A expectativa dos senadores é que a sabatina de Fraga ocorra na quinta-feira. A data será confirmada amanhã (23), depois de o líder do PMDB, Jader Barbalho (PA), indicar os integrantes da CAE. A acusação de maior repercussão, entre as que se referiu ACM, foi desmentida pelo autor, com um pedido de desculpas.
O economista norteamericano Paul krugman escreveu na revista eletrônica "Slate" que informações privilegiadas fornecidas por Fraga havia levado seu ex-patrão, o megainvestidor George Soros, a comprar títulos brasileiros na baixa para vendê-los dias depois com lucro. Krugman reconheceu que cometeu "um grande equívoco".

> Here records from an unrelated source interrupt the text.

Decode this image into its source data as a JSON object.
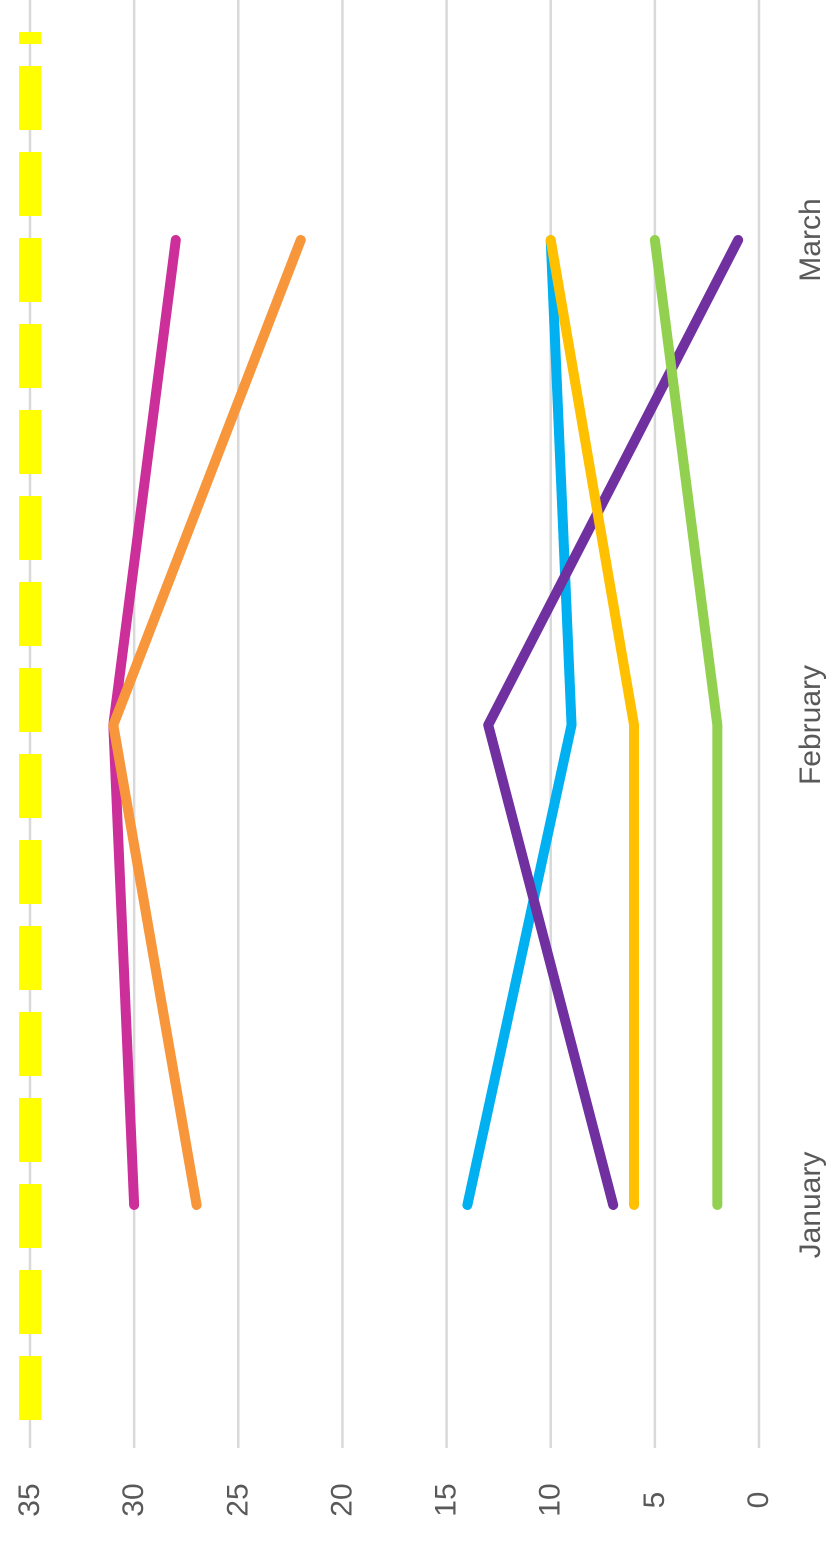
{
  "chart_data": {
    "type": "line",
    "orientation": "rotated-90-clockwise",
    "title": "",
    "xlabel": "",
    "ylabel": "",
    "categories": [
      "January",
      "February",
      "March"
    ],
    "ylim": [
      0,
      35
    ],
    "y_ticks": [
      "0",
      "5",
      "10",
      "15",
      "20",
      "25",
      "30",
      "35"
    ],
    "grid": true,
    "legend": "none",
    "series": [
      {
        "color": "#CC2E9A",
        "values": [
          30,
          31,
          28
        ],
        "dashed": false
      },
      {
        "color": "#F7963B",
        "values": [
          27,
          31,
          22
        ],
        "dashed": false
      },
      {
        "color": "#00B0F0",
        "values": [
          14,
          9,
          10
        ],
        "dashed": false
      },
      {
        "color": "#7030A0",
        "values": [
          7,
          13,
          1
        ],
        "dashed": false
      },
      {
        "color": "#FFC000",
        "values": [
          6,
          6,
          10
        ],
        "dashed": false
      },
      {
        "color": "#92D050",
        "values": [
          2,
          2,
          5
        ],
        "dashed": false
      },
      {
        "color": "#FFFF00",
        "values": [
          35,
          35,
          35
        ],
        "dashed": true
      }
    ]
  }
}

ACM também considera superada a polêmica provocada pela informação de que Fraga passou a trabalhar para Soros, em 1993, dois meses depois de ter deixado a diretoria da área Internacional do Banco Central. Segundo ele, os senadores terão a chance de questionar sobre esse episódio e todos os demais relacionados à carreira de Fraga na sabatina.

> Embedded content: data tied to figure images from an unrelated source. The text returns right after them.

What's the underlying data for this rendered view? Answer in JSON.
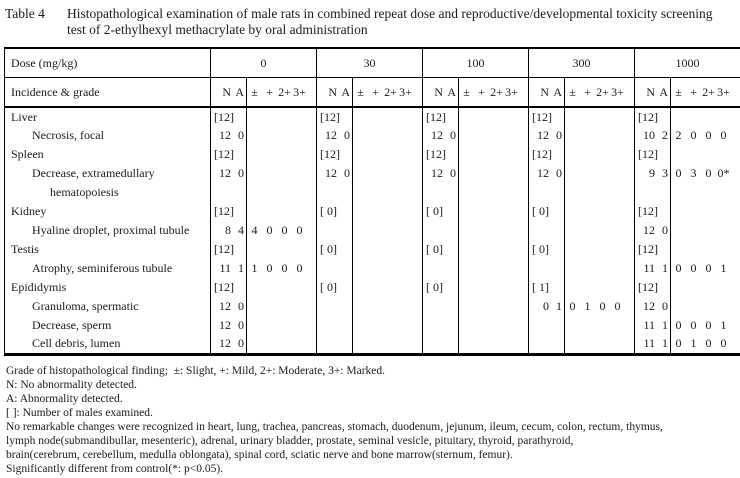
{
  "title": {
    "label": "Table 4",
    "caption": "Histopathological examination of male rats in combined repeat dose and reproductive/developmental toxicity screening test of 2-ethylhexyl methacrylate by oral administration"
  },
  "table": {
    "dose_header_label": "Dose (mg/kg)",
    "incidence_header_label": "Incidence & grade",
    "doses": [
      "0",
      "30",
      "100",
      "300",
      "1000"
    ],
    "na_labels": [
      "N",
      "A"
    ],
    "grade_labels": [
      "±",
      "+",
      "2+",
      "3+"
    ],
    "rows": [
      {
        "label": "Liver",
        "indent": 0,
        "cells": [
          {
            "na": "[12]"
          },
          {
            "na": "[12]"
          },
          {
            "na": "[12]"
          },
          {
            "na": "[12]"
          },
          {
            "na": "[12]"
          }
        ]
      },
      {
        "label": "Necrosis, focal",
        "indent": 1,
        "cells": [
          {
            "n": "12",
            "a": "0"
          },
          {
            "n": "12",
            "a": "0"
          },
          {
            "n": "12",
            "a": "0"
          },
          {
            "n": "12",
            "a": "0"
          },
          {
            "n": "10",
            "a": "2",
            "g": [
              "2",
              "0",
              "0",
              "0"
            ]
          }
        ]
      },
      {
        "label": "Spleen",
        "indent": 0,
        "cells": [
          {
            "na": "[12]"
          },
          {
            "na": "[12]"
          },
          {
            "na": "[12]"
          },
          {
            "na": "[12]"
          },
          {
            "na": "[12]"
          }
        ]
      },
      {
        "label": "Decrease, extramedullary",
        "indent": 1,
        "cells": [
          {
            "n": "12",
            "a": "0"
          },
          {
            "n": "12",
            "a": "0"
          },
          {
            "n": "12",
            "a": "0"
          },
          {
            "n": "12",
            "a": "0"
          },
          {
            "n": "9",
            "a": "3",
            "g": [
              "0",
              "3",
              "0",
              "0*"
            ]
          }
        ]
      },
      {
        "label": "hematopoiesis",
        "indent": 2,
        "cells": [
          {},
          {},
          {},
          {},
          {}
        ]
      },
      {
        "label": "Kidney",
        "indent": 0,
        "cells": [
          {
            "na": "[12]"
          },
          {
            "na": "[ 0]"
          },
          {
            "na": "[ 0]"
          },
          {
            "na": "[ 0]"
          },
          {
            "na": "[12]"
          }
        ]
      },
      {
        "label": "Hyaline droplet, proximal tubule",
        "indent": 1,
        "cells": [
          {
            "n": "8",
            "a": "4",
            "g": [
              "4",
              "0",
              "0",
              "0"
            ]
          },
          {},
          {},
          {},
          {
            "n": "12",
            "a": "0"
          }
        ]
      },
      {
        "label": "Testis",
        "indent": 0,
        "cells": [
          {
            "na": "[12]"
          },
          {
            "na": "[ 0]"
          },
          {
            "na": "[ 0]"
          },
          {
            "na": "[ 0]"
          },
          {
            "na": "[12]"
          }
        ]
      },
      {
        "label": "Atrophy, seminiferous tubule",
        "indent": 1,
        "cells": [
          {
            "n": "11",
            "a": "1",
            "g": [
              "1",
              "0",
              "0",
              "0"
            ]
          },
          {},
          {},
          {},
          {
            "n": "11",
            "a": "1",
            "g": [
              "0",
              "0",
              "0",
              "1"
            ]
          }
        ]
      },
      {
        "label": "Epididymis",
        "indent": 0,
        "cells": [
          {
            "na": "[12]"
          },
          {
            "na": "[ 0]"
          },
          {
            "na": "[ 0]"
          },
          {
            "na": "[ 1]"
          },
          {
            "na": "[12]"
          }
        ]
      },
      {
        "label": "Granuloma, spermatic",
        "indent": 1,
        "cells": [
          {
            "n": "12",
            "a": "0"
          },
          {},
          {},
          {
            "n": "0",
            "a": "1",
            "g": [
              "0",
              "1",
              "0",
              "0"
            ]
          },
          {
            "n": "12",
            "a": "0"
          }
        ]
      },
      {
        "label": "Decrease, sperm",
        "indent": 1,
        "cells": [
          {
            "n": "12",
            "a": "0"
          },
          {},
          {},
          {},
          {
            "n": "11",
            "a": "1",
            "g": [
              "0",
              "0",
              "0",
              "1"
            ]
          }
        ]
      },
      {
        "label": "Cell debris, lumen",
        "indent": 1,
        "cells": [
          {
            "n": "12",
            "a": "0"
          },
          {},
          {},
          {},
          {
            "n": "11",
            "a": "1",
            "g": [
              "0",
              "1",
              "0",
              "0"
            ]
          }
        ]
      }
    ]
  },
  "footnotes": [
    "Grade of histopathological finding;  ±: Slight, +: Mild, 2+: Moderate, 3+: Marked.",
    "N: No abnormality detected.",
    "A: Abnormality detected.",
    "[ ]: Number of males examined.",
    "No remarkable changes were recognized in heart, lung, trachea, pancreas, stomach, duodenum, jejunum, ileum, cecum, colon, rectum, thymus,",
    "lymph node(submandibullar, mesenteric), adrenal, urinary bladder, prostate, seminal vesicle, pituitary, thyroid, parathyroid,",
    "brain(cerebrum, cerebellum, medulla oblongata), spinal cord, sciatic nerve and bone marrow(sternum, femur).",
    "Significantly different from control(*: p<0.05)."
  ],
  "colors": {
    "text": "#1a1a1a",
    "border": "#000000",
    "background": "#ffffff"
  }
}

O senador reiterou seu apoio ao projeto de criação da "quarentena", como é chamado o período que disciplinará a passagem, para o setor privado, de ex-dirigentes de instituições financeiras públicas. O governo enviou a proposta ao Congresso dia 2 de dezembro do ano passado, mas até agora nada foi feito para incluí-la na pauta de votações.